The Department says people should be ‘Cass-O-Wary’ of the birds.

Director of Northern Wildlife Operations at DES, Lindsay Delzoppo said wildlife officers had heard reports that people around Kuranda had been deliberately feeding non-native fruit to cassowaries.

“Some people genuinely believe they are helping cassowaries and contributing to cassowary conservation by feeding them, but this is not the case,” Mr Delzoppo said.

“The birds need to be foraging for their own food in the rainforest and not in urban areas around Kuranda and Mission Beach waiting for a feed of chopped fruit.”

He said that in the past two years, 45 cassowaries, including 24 chicks and juvenile animals, had been killed or injured by vehicle strikes near Kuranda and Mission Beach.
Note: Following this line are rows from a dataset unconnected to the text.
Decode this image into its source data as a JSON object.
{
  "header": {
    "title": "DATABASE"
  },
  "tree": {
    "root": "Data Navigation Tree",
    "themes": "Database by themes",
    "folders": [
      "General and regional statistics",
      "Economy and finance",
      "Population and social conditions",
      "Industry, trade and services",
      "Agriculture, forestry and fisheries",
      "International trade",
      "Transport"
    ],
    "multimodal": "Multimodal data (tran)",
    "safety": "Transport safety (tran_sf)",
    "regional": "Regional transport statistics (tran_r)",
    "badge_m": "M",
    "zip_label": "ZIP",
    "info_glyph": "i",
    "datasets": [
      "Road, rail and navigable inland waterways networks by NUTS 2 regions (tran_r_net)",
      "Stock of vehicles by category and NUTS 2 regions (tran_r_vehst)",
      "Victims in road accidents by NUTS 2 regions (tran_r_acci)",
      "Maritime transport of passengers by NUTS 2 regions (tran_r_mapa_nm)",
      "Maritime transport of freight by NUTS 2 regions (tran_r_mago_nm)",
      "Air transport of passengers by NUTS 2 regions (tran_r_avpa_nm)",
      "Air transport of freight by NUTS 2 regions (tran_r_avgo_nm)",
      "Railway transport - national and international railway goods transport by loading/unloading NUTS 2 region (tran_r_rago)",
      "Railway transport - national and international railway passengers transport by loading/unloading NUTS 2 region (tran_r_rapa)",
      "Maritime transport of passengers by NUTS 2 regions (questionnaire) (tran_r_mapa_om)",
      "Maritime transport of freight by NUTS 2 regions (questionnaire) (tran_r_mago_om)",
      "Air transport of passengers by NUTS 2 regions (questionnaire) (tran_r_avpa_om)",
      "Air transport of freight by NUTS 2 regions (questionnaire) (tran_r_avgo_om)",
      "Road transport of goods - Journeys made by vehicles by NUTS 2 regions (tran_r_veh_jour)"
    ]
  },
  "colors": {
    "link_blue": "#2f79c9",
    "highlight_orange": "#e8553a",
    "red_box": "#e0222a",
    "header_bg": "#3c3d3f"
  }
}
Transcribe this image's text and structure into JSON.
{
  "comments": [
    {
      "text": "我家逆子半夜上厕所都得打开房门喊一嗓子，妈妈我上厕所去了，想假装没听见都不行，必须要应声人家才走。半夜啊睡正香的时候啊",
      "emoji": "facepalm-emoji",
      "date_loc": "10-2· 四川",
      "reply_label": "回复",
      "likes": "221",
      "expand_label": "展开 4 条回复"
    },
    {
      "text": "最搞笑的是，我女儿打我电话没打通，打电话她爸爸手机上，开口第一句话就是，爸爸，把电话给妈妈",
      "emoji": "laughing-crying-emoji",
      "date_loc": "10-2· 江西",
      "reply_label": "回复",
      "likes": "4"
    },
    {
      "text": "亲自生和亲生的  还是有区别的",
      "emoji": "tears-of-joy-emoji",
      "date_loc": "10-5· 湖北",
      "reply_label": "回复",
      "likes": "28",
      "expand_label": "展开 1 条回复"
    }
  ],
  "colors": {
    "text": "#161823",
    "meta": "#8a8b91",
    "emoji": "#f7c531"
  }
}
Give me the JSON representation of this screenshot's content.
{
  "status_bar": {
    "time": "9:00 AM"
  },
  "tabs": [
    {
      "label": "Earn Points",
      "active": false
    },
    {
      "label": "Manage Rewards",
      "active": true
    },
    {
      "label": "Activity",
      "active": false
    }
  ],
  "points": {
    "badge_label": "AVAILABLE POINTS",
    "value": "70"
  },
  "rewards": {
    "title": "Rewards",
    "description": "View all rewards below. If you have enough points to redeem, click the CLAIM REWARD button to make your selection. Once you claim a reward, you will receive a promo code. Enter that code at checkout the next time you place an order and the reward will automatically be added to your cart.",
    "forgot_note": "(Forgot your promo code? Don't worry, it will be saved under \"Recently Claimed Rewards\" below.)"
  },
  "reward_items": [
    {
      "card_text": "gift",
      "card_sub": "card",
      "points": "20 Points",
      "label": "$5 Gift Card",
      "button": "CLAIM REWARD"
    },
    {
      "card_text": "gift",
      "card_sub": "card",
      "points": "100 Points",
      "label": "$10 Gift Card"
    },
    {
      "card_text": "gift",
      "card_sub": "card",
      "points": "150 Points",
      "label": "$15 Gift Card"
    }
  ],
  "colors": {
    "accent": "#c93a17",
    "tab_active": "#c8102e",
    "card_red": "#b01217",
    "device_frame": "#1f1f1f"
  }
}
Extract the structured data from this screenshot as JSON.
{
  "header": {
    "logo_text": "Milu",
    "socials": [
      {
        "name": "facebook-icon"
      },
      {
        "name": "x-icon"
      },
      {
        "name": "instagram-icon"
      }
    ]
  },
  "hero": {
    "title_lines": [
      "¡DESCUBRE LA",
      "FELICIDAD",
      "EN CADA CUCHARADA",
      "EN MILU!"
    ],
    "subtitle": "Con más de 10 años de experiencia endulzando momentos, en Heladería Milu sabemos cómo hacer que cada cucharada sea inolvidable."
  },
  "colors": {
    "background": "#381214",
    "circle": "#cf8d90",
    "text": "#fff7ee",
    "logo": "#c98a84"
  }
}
“Wildlife officers believe many of these vehicle strikes were due to the cassowaries hanging around urban areas because people were deliberately feeding them,” Mr Delzoppo said.

“The maximum penalty for deliberately feeding a cassowary is $5,222, and we’re asking people to report deliberate cassowary feeding.”

Graham Lauridsen, from Tropical Vets, said six recent examinations of dead cassowaries provided evidence that humans were having an impact on local populations.

“A deceased bird from the Mission Beach area was full of passionfruit, chopped up mango and pear, and the deceased birds from the Kuranda area also had cut up fruit in their stomachs,” Dr Lauridsen said.

“Those six deceased cassowaries had clearly been encouraged to come into urban areas when they have no reason to be there, and then they’d been fed by locals.”

He said local Landcare groups, wildlife organisations and the Department were putting a lot of effort into cassowary conservation, which was being undone by locals who believed the cassowaries needed feeding.